I woke up the next morning groggy but rested. Actually, I felt like I had overslept by a hundred years. My bones cracked as I balanced myself on my two legs. At that moment, the phone on my nightstand rang. Though I didn't recognize the first name, I recognized the last name: Queen. John's spell had worked.

I answered the phone. "Hello."

A panicked Regina Queen sounded through the receiver. "Peter." She paused to collect her thoughts. "We need to talk." She didn't even specify a time and place; she knew exactly where to find me. Sometime between 5 o'clock in the afternoon and 8 o'clock in the morning, John had moved me into my bedroom, the parents had returned home and John did the decent thing of not telling them that I had unwittingly plunged a girl into a mystical coma. That left only one obstacle to deal with.

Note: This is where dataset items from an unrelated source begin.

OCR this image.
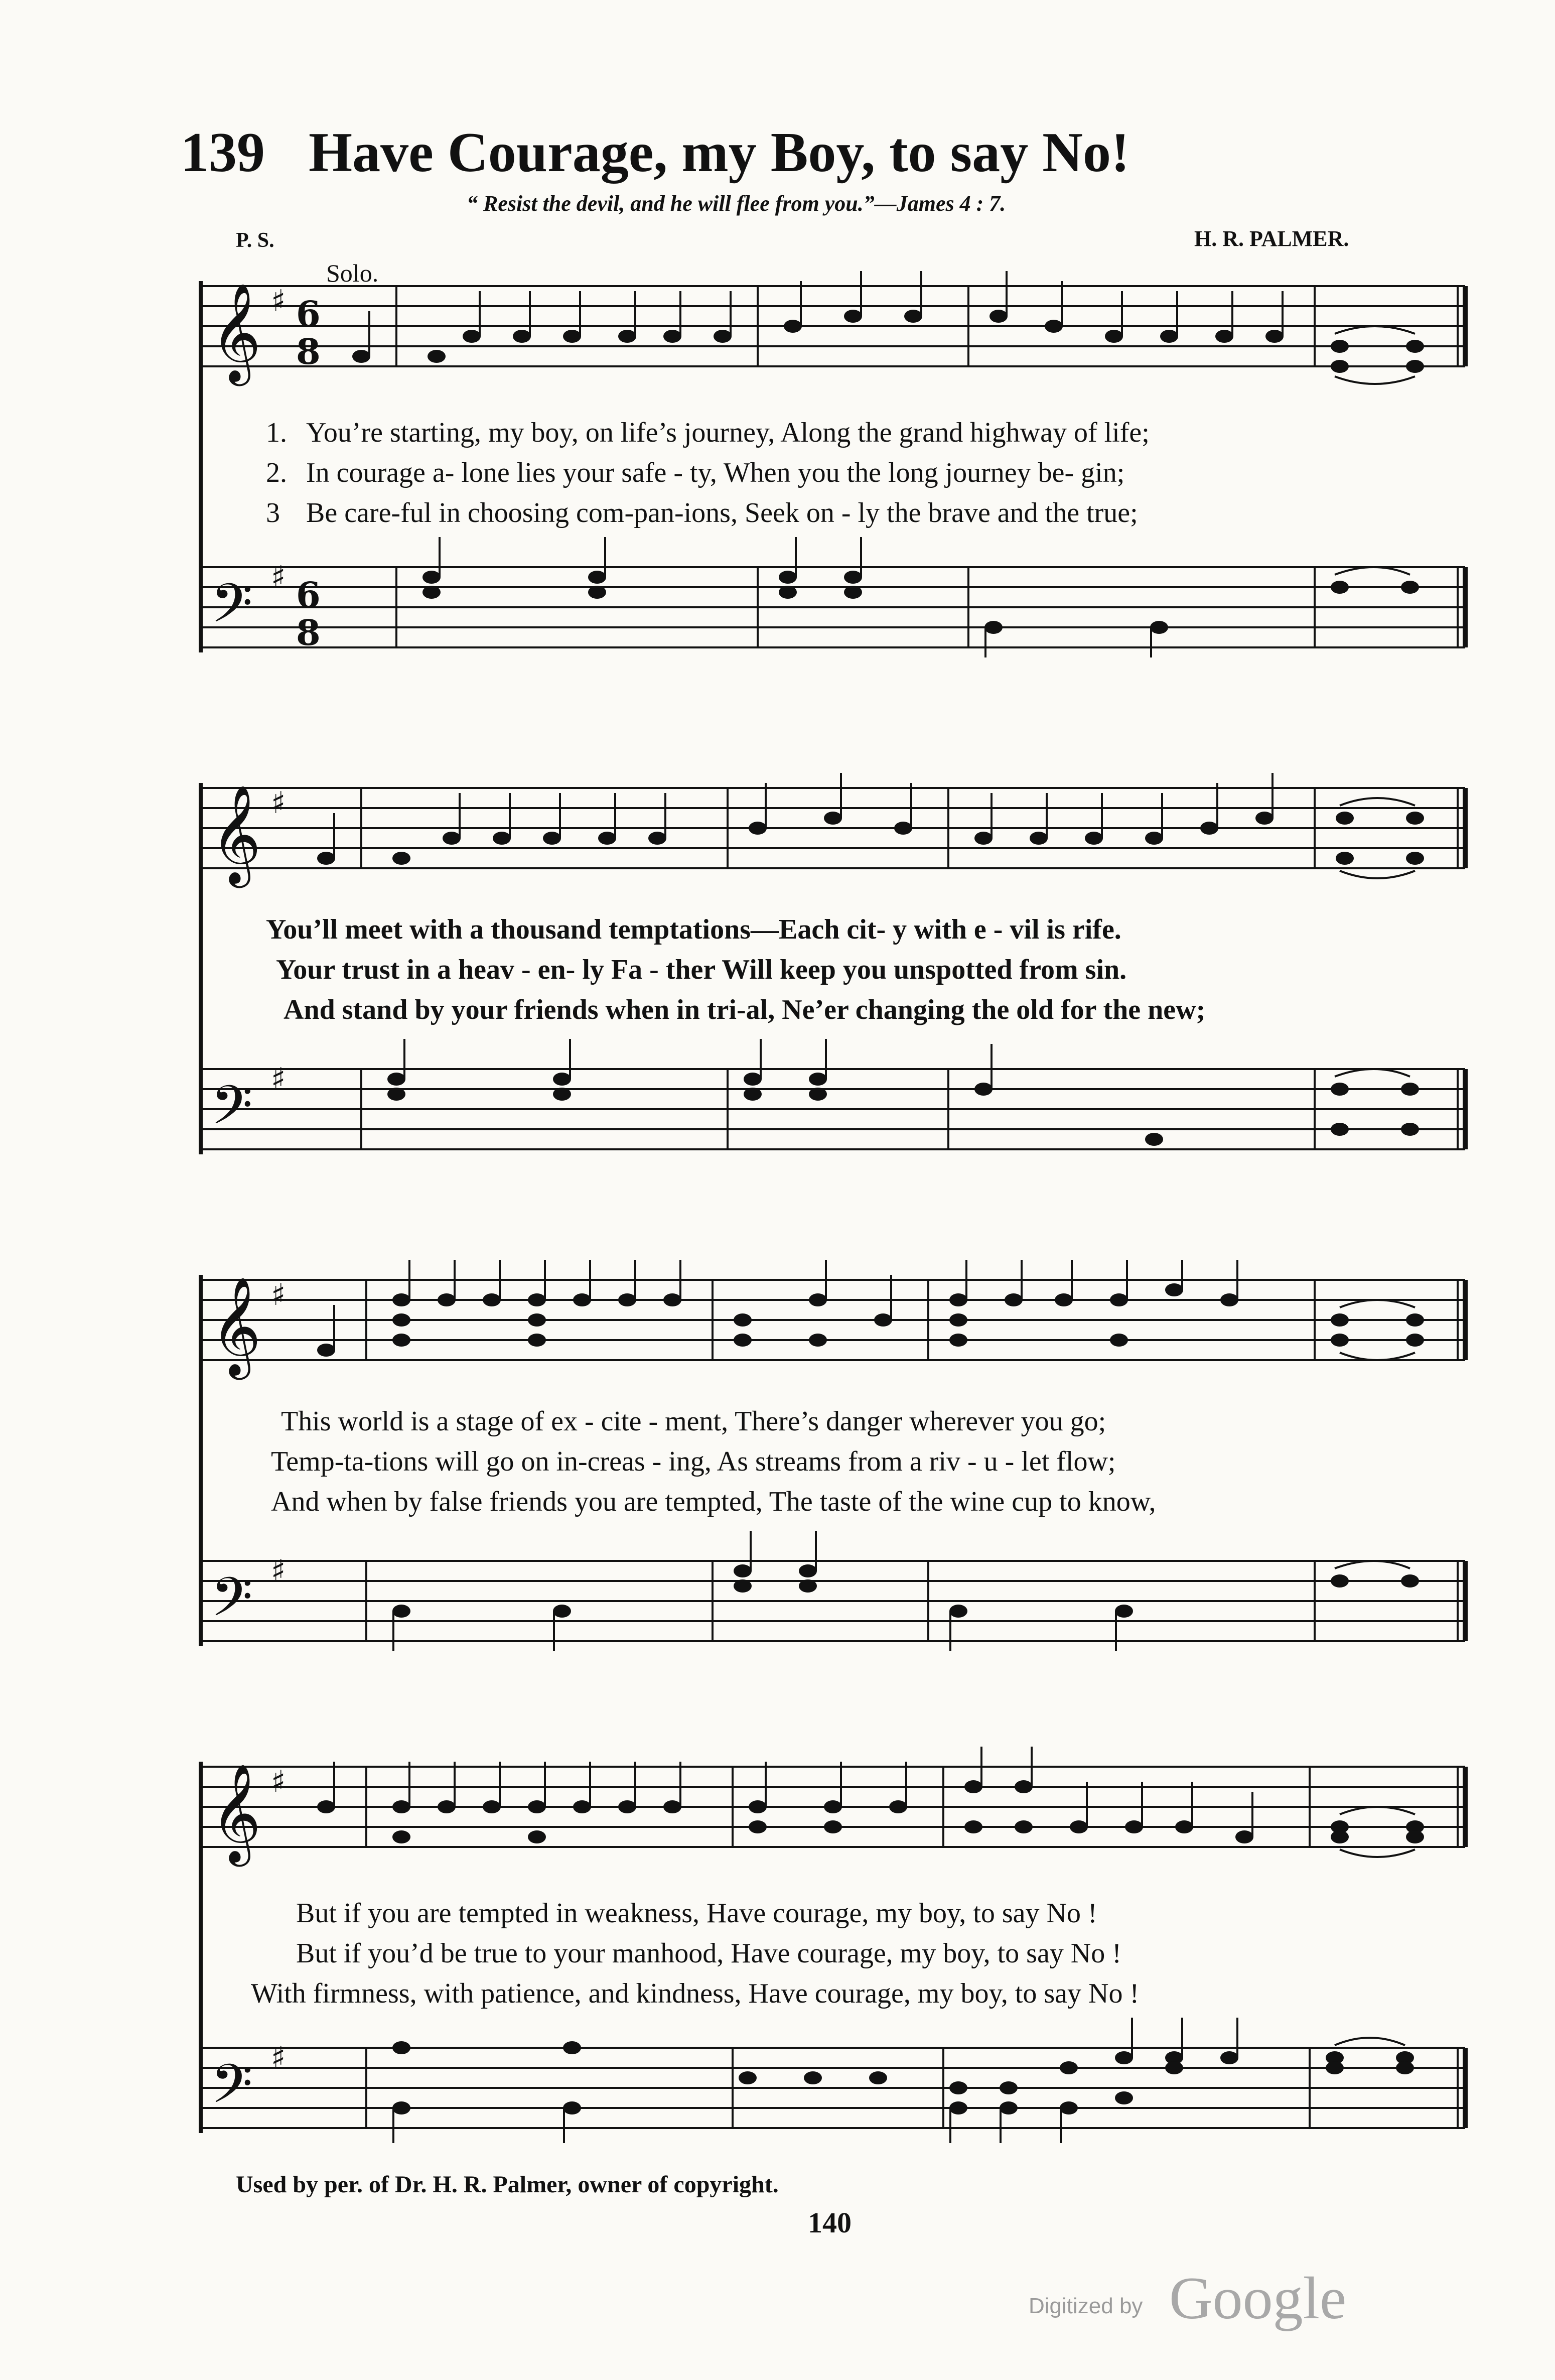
139 Have Courage, my Boy, to say No!
“ Resist the devil, and he will flee from you.”—James 4 : 7.
P. S.	H. R. PALMER.
Solo.
𝄞 ♯ 6
8
𝄢 ♯ 6
8
1.
2.
3
You’re starting, my boy, on life’s journey, Along the grand highway of life;
In courage a- lone lies your safe - ty, When you the long journey be- gin;
Be care-ful in choosing com-pan-ions, Seek on - ly the brave and the true;
𝄞 ♯
𝄢 ♯
You’ll meet with a thousand temptations—Each cit- y with e - vil is rife.
Your trust in a heav - en- ly Fa - ther Will keep you unspotted from sin.
And stand by your friends when in tri-al, Ne’er changing the old for the new;
𝄞 ♯
𝄢 ♯
This world is a stage of ex - cite - ment, There’s danger wherever you go;
Temp-ta-tions will go on in-creas - ing, As streams from a riv - u - let flow;
And when by false friends you are tempted, The taste of the wine cup to know,
𝄞 ♯
𝄢 ♯
But if you are tempted in weakness, Have courage, my boy, to say No !
But if you’d be true to your manhood, Have courage, my boy, to say No !
With firmness, with patience, and kindness, Have courage, my boy, to say No !
Used by per. of Dr. H. R. Palmer, owner of copyright.
140
Digitized by Google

The knots in my stomachs had knots in their stomachs. I could feel myself physical ill at the thought of meeting Gina today. I couldn't even think straight. I left home without my wand for the first time in five years.

And there she stood in front of my first hour, no longer wearing that cursed death trap around her wrist. I tried to stand at a length. I wish she would ignore me like she always did. But she wouldn't. She couldn't. And then she did something I did not expect. She hugged me. Not one of those friendly half-hugs I see all the time, but one of those passionate lover's embrace that came hazardously close to snapping my spine. She brushed away the hair in my eyes and took a moment to look at me. I heard my own heart throbbing in my throat, like I had swallowed it. I looked at her. I could've sworn the love spell bounced right off her. "It did," she said, as if reading my thoughts. "Unless you cast it five years ago."

I thought back to that moment five years ago when our eyes met. I had looked away in shame and went home and spent the rest of the night crying. I had hated myself for what I felt and I knew that someday those feelings would get me hurt in the worst possible way. All this time, I thought I had imagined all that.

"I really liked you a lot. But, now," she struggled to find the words. "I don't know what to think of you anymore. I really don't." I could already see the waterworks beginning to start in on Regina Queen. She turned and walked away, clutching her books for dear life, not sure if I would ever see her again, or if I'd want to.

Someday, if I ever have children and I catch them using gray magic, I wouldn't only threaten to turn them into rats and feed them to the neighbor's cat, I'd snap their wands in half and ground them for a year. My father never said anything about gray magic, but he should have.